Eileen O’Grady, Healthcare Research & Campaign Manager for the Private Equity Stakeholder Project details common practices such as sale-leasebacks, management fees, related parties, and dividend recapitalizations that private equity owners use to extract as much money out of nursing homes as possible at the detriment to residents’ health and well being.

What Private Equity Ownership Means for Resident Care

All of these practices ultimately result in poorer health outcomes for residents. In the following clip, Eileen details the problems that occur for residents and talks about some particularly egregious instances of private equity ownership.

A Simple Solution: Transparency

In her final clip, Eileen talks about how many of these practices are designed to hide who really owns nursing homes and how much money they are making. She calls for more transparency in nursing home ownership and finances.

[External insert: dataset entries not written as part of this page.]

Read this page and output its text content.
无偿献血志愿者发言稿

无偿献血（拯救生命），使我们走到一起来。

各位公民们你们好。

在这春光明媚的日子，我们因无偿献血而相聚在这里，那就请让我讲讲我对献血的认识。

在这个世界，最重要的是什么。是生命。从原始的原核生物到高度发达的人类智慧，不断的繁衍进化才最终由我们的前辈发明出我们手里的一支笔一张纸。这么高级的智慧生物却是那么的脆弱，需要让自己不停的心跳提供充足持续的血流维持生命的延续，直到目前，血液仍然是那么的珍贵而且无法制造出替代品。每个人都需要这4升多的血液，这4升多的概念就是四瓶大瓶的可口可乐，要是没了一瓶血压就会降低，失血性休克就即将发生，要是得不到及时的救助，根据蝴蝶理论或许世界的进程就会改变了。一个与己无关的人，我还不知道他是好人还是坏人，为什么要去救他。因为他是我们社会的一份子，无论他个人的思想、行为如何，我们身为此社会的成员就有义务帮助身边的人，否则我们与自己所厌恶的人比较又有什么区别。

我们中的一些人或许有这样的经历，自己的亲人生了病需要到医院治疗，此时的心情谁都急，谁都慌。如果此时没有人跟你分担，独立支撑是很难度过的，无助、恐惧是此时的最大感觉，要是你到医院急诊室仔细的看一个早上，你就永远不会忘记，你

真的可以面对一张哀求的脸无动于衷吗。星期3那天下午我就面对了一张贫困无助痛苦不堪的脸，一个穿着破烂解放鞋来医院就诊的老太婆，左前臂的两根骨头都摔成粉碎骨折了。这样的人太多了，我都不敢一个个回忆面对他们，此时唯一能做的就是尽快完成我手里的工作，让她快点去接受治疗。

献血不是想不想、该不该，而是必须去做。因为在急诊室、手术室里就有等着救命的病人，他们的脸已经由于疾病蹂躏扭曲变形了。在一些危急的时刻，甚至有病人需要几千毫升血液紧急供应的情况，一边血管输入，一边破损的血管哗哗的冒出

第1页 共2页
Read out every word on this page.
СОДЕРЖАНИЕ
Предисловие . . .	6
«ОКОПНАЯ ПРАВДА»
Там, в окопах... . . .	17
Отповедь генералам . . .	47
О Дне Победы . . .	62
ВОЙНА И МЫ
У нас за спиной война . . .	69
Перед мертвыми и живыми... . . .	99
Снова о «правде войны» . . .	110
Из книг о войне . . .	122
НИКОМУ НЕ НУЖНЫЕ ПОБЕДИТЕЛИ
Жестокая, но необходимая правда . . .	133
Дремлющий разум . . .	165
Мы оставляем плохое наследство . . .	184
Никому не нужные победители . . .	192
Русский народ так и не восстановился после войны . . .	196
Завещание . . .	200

How Nursing Homes Understaff to Maximize Profits

In this clip, Ernie Tosh, Trial Attorney at Tosh Law Firm, details the steps nursing homes take to siphon funds away from nursing home staffing. Short-staffing has plagued nursing home for years, resulting in neglect and poor resident health outcomes. The COVID-19 crisis laid bare how important staffing was to protecting residents, and how unprepared the nursing home industry was for the pandemic.

Consolidated Cost Reports

The common refrain from the nursing home industry is that they do not get paid enough money by the federal government to provide care. Despite receiving billions of tax dollars each year, there is little to no oversight of how nursing homes spend this money. In this clip, Ernie discusses consolidated cost reports, which would result in nursing homes having to report to the federal government where tax dollars are used. We cannot keep giving billions of dollars to nursing home owners without knowing how it is spent. Consolidated cost reports would solve this problem.

What Can Be Done To Protect Nursing Home Residents

Until steps are taken to address these ownership practices, residents will continue to suffer poor health outcomes. Consumer Voice calls on CMS and Congress to:

  • Require all nursing home owners to provide annual audited cost reports. Until there is transparency in how the billions of taxpayer dollars are spent each year, we will not know if money is going towards care or fattening the wallets of owners and operators.
  • Institute criteria for nursing home ownership and operation. Currently, there are few requirements to own and operate a nursing home. As a result, private equity firms and others with a history of providing poor care continue to be allowed to purchase and/or operate nursing homes.   Nursing home owners and operators should be required to demonstrate an ability to provide quality care, and those with histories of poor care should not be allowed to purchase or operate nursing homes.
  • Impose limits on expenditures by owners that do not go towards resident care. As made clear in the videos above, some nursing home owners/operators game the system to siphon off money from resident care. By imposing caps on how much money can go to profits and other non-care related expenses, Congress and CMS would be ensuring tax dollars go towards resident care.